Más de la mitad de los alumnos del MBA de Harvard que se graduaron este año realizaron un juramento hipocrático. De momento, y al menos en la teoría, los recién graduados parecen dispuestos a enmendar las faltas de algunos de sus predecesores, porque de ellos partió una iniciativa que pretende acercar la profesión de gestor a otras, como la de Medicina, cuyo acceso está regulado. Entre otras cosas, juraron que actuarán con la mayor integridad y que no tomarán decisiones que redunden en su propio beneficio, sino en el de la empresa y la sociedad a la que sirven. Siguiendo su ejemplo, más de mil estudiantes de 125 universidades de todo el mundo han acabado el curso asumiendo un parecido compromiso, porque no existe un juramento universal para los gestores.

Pero antes, en 2004, cuando la caída de Lehman Brothers y la cascada de escándalos financieros que la sucedió eran impensables, el presidente de Thunderbird, Ángel Cabrera, inició una campaña a favor del juramento hipocrático. Hoy todos los graduados deben comprometerse con sus principios antes de salir de la escuela, cuya sede está en Arizona. En la ceremonia de graduación, hacen pública su oposición a toda forma de corrupción, al tiempo que manifiestan su deseo de disfrutar de una reputación honorable y una conciencia tranquila.

En España, no se ha copiado el gesto. «Hace unos años, nosotros  lo consideramos, pero acabamos descartándolo porque no veíamos que estuviera alineado con nuestro sistema cultural ni tampoco que tuviera un efecto fundamental en el comportamiento de las personas», dice Joaquín Garralda, vicedecano del IE Business School.

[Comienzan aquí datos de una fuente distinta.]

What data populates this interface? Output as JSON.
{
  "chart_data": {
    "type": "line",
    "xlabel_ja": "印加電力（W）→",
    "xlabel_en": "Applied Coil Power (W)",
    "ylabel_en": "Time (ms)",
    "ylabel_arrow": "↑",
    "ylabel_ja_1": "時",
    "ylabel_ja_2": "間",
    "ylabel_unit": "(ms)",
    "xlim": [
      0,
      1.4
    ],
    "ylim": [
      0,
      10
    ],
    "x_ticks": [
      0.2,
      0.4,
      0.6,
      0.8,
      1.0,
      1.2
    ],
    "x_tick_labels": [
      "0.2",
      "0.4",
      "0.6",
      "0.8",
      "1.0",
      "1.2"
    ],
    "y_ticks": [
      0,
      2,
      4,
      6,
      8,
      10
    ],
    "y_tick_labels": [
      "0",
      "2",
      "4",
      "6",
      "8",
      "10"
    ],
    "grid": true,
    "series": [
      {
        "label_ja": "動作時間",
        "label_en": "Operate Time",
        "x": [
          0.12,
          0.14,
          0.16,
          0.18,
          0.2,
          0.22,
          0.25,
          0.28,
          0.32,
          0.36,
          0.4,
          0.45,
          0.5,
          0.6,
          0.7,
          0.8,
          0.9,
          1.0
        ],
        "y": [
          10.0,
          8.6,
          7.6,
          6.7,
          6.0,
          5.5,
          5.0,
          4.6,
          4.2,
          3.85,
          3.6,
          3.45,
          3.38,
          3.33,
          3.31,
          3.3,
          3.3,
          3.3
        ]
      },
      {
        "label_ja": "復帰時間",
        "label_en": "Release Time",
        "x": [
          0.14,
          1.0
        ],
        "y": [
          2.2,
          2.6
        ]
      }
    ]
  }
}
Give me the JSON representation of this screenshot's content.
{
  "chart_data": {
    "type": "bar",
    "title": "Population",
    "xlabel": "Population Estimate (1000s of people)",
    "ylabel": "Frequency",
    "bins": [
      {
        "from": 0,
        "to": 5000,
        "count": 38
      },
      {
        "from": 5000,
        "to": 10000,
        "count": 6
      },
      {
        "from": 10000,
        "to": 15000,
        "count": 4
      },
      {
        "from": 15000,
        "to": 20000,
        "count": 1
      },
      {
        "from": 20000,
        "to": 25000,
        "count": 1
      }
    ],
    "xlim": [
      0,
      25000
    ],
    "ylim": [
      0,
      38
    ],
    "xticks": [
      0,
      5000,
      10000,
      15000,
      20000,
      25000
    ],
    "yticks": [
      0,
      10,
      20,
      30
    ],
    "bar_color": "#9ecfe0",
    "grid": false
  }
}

Antonio Argandoña, profesor del IESE y experto en ética empresarial, nunca lo exigiría. «En primer lugar, porque, ¿qué es una actitud honesta en el mundo de los negocios? ¿Hasta qué punto retrasar el pago a un proveedor es una manera de resguardar tu cuenta de resultados o es robarle y poner en peligro su continuidad? En Medicina, por lo menos en tiempos de Hipócrates, estaba claro qué era una mala praxis y qué no. En economía, ahora, no lo tenemos tan claro. Por eso me parece mucho más importante la actitud personal». Argandoña se pregunta si aquellos que suscriben el juramento estarían dispuestos a poner en peligro su carrera si, llegado el caso, les obligaran a tomar una decisión inmoral. «¿Cómo reaccionará el día que su jefe le ordene que falsee la contabilidad para que el banco les dé el crédito?».

Por su parte, Alfons Sauquet, decano de Esade, considera que los símbolos están bien, siempre y cuando vengan respaldados por la práctica. «Las escuelas de negocios debemos velar por que todas las personas que pasen por ellas tengan conciencia de la responsabilidad que adquieren cuando toman decisiones. Éste sí que es el juramento hipocrático que las escuelas deberían hacer, y quizá exigirlo a los estudiantes».